Egypt has told the U.S. that it has too many evacuation requests to accommodate U.S. nationals and that it cannot grant passage to one country over others, according to two Egyptian officials, who also cited security concerns related to a lack of screening of individuals.
Meanwhile, the humanitarian crisis is mounting in Gaza as Palestinians scramble to evacuate from the northern part of Gaza and head south before the expected Israeli military offensive.
Biden called Netanyahu on Saturday and reiterated the “unwavering” U.S. support for Israel and warned against anyone “seeking to expand the conflict,” a White House statement said. Biden also updated Netanyahu on U.S. military support to Israel.

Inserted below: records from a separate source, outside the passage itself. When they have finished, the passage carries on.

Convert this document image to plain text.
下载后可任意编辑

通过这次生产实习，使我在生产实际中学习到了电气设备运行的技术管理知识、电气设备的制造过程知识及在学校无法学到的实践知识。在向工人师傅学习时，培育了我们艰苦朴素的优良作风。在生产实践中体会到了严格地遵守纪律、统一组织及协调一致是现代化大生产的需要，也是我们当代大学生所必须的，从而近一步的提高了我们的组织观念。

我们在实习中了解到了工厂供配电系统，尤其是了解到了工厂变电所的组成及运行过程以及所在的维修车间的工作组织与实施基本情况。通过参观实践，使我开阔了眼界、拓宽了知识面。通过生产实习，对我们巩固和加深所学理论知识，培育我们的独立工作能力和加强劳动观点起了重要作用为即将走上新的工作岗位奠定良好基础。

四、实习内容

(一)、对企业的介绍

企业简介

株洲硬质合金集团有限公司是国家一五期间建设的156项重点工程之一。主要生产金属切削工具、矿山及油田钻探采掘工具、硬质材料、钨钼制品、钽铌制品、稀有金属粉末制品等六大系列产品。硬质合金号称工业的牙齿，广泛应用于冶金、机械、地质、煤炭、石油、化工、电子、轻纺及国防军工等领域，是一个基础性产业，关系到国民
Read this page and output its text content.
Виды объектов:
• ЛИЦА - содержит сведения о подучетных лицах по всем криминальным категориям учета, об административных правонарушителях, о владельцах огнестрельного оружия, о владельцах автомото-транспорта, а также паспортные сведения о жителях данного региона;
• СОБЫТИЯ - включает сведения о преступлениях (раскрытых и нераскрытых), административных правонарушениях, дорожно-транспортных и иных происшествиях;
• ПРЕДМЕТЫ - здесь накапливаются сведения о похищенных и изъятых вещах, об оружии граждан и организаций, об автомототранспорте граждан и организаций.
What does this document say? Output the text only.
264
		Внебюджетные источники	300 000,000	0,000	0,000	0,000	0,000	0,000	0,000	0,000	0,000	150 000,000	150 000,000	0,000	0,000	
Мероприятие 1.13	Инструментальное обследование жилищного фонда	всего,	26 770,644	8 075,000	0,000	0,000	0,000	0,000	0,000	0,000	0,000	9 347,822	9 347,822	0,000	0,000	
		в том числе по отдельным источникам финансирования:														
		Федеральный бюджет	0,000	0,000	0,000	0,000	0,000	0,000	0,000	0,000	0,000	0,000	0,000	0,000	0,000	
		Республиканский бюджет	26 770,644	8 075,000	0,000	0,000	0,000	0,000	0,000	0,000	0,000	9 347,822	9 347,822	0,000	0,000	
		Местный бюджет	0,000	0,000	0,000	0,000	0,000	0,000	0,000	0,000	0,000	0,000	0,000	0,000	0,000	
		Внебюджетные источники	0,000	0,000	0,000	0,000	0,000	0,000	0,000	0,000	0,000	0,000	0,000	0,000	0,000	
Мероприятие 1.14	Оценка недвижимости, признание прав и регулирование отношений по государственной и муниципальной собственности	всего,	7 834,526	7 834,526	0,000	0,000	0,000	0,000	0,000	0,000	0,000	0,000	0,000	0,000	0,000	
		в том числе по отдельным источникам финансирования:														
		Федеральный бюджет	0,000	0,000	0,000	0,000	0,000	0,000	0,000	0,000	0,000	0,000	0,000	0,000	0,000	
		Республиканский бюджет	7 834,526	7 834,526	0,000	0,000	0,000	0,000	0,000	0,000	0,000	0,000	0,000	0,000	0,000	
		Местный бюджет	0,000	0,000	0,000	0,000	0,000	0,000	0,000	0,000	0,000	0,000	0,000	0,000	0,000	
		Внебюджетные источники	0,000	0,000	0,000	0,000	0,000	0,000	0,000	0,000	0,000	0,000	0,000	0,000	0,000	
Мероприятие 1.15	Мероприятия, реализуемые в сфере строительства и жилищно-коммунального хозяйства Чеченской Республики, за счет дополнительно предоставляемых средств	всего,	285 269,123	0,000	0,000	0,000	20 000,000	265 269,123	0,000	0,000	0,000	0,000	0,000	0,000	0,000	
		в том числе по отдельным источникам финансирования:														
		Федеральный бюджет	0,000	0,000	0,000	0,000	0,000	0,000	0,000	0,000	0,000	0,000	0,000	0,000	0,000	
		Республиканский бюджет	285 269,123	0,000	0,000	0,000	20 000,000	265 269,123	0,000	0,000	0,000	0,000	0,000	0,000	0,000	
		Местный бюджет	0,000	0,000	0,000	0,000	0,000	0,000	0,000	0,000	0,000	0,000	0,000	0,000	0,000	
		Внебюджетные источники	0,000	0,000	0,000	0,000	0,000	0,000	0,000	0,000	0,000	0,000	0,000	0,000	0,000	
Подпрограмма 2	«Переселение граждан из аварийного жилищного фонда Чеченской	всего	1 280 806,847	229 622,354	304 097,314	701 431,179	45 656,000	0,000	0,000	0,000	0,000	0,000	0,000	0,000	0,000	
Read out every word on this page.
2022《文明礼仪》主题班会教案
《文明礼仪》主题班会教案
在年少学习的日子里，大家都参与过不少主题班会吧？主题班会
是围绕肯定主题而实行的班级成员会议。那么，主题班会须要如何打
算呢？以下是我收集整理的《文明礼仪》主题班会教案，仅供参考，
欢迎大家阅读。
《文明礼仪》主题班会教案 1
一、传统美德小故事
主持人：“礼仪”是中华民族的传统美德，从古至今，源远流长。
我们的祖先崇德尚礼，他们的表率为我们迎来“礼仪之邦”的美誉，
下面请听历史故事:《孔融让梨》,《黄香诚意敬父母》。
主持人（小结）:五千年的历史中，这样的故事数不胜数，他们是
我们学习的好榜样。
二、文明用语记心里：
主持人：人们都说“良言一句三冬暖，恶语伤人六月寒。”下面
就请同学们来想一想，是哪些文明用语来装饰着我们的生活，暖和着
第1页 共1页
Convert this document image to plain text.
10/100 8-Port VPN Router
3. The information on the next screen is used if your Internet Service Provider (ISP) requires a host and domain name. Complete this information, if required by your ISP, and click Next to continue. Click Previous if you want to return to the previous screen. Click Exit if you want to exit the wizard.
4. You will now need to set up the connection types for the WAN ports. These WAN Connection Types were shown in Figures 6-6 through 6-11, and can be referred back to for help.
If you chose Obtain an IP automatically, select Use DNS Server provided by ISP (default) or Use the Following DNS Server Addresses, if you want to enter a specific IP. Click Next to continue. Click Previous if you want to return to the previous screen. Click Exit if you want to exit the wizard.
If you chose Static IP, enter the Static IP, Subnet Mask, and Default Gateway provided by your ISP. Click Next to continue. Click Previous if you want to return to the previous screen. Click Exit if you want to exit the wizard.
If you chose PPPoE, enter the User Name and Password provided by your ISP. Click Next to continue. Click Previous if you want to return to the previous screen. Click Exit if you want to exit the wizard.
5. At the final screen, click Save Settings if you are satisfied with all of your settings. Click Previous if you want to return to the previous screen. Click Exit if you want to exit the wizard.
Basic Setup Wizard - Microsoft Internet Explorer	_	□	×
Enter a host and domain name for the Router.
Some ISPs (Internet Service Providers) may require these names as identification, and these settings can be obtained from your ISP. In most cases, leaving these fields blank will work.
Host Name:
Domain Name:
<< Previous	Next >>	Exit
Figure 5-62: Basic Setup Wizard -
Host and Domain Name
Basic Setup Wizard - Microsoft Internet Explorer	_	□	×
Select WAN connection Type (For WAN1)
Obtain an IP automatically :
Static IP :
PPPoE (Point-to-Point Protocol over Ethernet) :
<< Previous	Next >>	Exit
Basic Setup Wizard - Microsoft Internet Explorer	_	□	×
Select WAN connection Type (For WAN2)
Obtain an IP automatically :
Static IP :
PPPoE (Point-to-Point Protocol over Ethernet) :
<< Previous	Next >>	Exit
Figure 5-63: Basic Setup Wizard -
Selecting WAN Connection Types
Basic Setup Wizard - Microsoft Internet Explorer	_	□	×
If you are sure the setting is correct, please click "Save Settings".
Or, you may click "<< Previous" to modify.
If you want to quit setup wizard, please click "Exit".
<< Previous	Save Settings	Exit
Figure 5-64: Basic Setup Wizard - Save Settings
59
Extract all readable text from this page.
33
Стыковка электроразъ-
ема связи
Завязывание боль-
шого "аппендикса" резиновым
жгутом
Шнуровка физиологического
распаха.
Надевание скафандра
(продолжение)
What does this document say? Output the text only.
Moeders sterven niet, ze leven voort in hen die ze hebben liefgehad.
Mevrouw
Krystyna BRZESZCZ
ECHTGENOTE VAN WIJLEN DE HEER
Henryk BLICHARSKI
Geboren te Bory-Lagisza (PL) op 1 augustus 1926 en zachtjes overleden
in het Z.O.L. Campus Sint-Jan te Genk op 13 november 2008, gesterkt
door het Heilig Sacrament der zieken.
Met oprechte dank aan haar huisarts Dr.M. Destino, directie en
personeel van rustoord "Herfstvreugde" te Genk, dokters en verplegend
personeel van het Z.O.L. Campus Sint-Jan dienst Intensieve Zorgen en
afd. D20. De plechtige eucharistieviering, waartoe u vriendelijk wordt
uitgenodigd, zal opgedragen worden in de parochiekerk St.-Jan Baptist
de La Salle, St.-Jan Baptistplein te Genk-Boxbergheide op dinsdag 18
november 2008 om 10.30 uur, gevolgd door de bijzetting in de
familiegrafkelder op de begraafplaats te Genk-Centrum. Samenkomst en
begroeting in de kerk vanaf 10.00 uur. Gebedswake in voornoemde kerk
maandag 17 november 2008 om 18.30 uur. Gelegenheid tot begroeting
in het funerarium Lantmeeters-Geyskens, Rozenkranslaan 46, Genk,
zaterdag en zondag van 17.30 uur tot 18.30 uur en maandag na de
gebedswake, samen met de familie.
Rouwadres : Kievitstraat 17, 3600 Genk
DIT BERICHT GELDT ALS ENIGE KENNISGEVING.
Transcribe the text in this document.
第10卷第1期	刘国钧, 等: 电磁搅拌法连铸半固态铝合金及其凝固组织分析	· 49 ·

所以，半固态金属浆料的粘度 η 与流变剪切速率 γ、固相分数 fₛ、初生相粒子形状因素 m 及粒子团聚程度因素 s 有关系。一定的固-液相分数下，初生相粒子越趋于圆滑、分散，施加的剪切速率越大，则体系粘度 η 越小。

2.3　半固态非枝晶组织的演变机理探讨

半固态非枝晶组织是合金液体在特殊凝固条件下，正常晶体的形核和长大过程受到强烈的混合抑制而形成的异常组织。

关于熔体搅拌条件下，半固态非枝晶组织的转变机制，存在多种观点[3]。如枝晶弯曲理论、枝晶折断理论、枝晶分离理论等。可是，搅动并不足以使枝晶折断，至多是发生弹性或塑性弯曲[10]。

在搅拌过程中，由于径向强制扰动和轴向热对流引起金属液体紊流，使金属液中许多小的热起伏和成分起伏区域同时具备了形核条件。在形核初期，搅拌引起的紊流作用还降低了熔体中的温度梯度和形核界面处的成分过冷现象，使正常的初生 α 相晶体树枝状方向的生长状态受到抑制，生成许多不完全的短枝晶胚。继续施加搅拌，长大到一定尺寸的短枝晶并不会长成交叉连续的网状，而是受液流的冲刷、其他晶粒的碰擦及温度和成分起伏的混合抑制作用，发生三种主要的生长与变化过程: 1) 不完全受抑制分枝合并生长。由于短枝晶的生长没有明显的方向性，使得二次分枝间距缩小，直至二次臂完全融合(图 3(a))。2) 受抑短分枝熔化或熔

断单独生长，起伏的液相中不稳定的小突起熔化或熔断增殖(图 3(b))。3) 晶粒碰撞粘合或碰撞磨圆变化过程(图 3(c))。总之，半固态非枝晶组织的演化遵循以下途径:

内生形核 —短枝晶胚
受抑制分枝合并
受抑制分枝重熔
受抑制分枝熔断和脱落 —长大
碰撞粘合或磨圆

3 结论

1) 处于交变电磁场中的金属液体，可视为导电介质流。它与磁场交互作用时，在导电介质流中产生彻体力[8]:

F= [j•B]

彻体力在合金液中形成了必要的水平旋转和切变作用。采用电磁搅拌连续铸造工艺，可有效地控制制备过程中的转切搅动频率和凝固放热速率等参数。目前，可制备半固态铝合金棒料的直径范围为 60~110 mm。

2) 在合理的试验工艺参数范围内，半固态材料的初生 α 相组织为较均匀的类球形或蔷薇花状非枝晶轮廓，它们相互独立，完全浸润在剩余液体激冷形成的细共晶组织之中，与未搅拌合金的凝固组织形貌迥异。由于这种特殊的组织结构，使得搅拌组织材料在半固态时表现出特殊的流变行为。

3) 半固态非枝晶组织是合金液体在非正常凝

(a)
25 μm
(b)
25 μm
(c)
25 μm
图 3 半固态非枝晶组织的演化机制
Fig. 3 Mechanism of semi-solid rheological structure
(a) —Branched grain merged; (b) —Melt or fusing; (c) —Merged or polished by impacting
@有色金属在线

Later Saturday, U.S. Secretary of Defense Lloyd Austin said in a statement that the U.S. was sending a second carrier strike group, the USS Eisenhower, to the eastern Mediterranean. It would join the USS Gerald R. Ford carrier strike group, which arrived days ago.
“The increases to U.S. force posture signal the United States’ ironclad commitment to Israel’s security and our resolve to deter any state or non-state actor seeking to escalate this war,” Austin said in a statement.
Also Saturday, Russia asked the U.N. Security Council to vote Monday on a draft resolution on the Israel-Hamas conflict calling for a humanitarian cease-fire and condemning violence against civilians and all acts of terrorism.
U.N. Correspondent Margaret Besheer contributed to this report.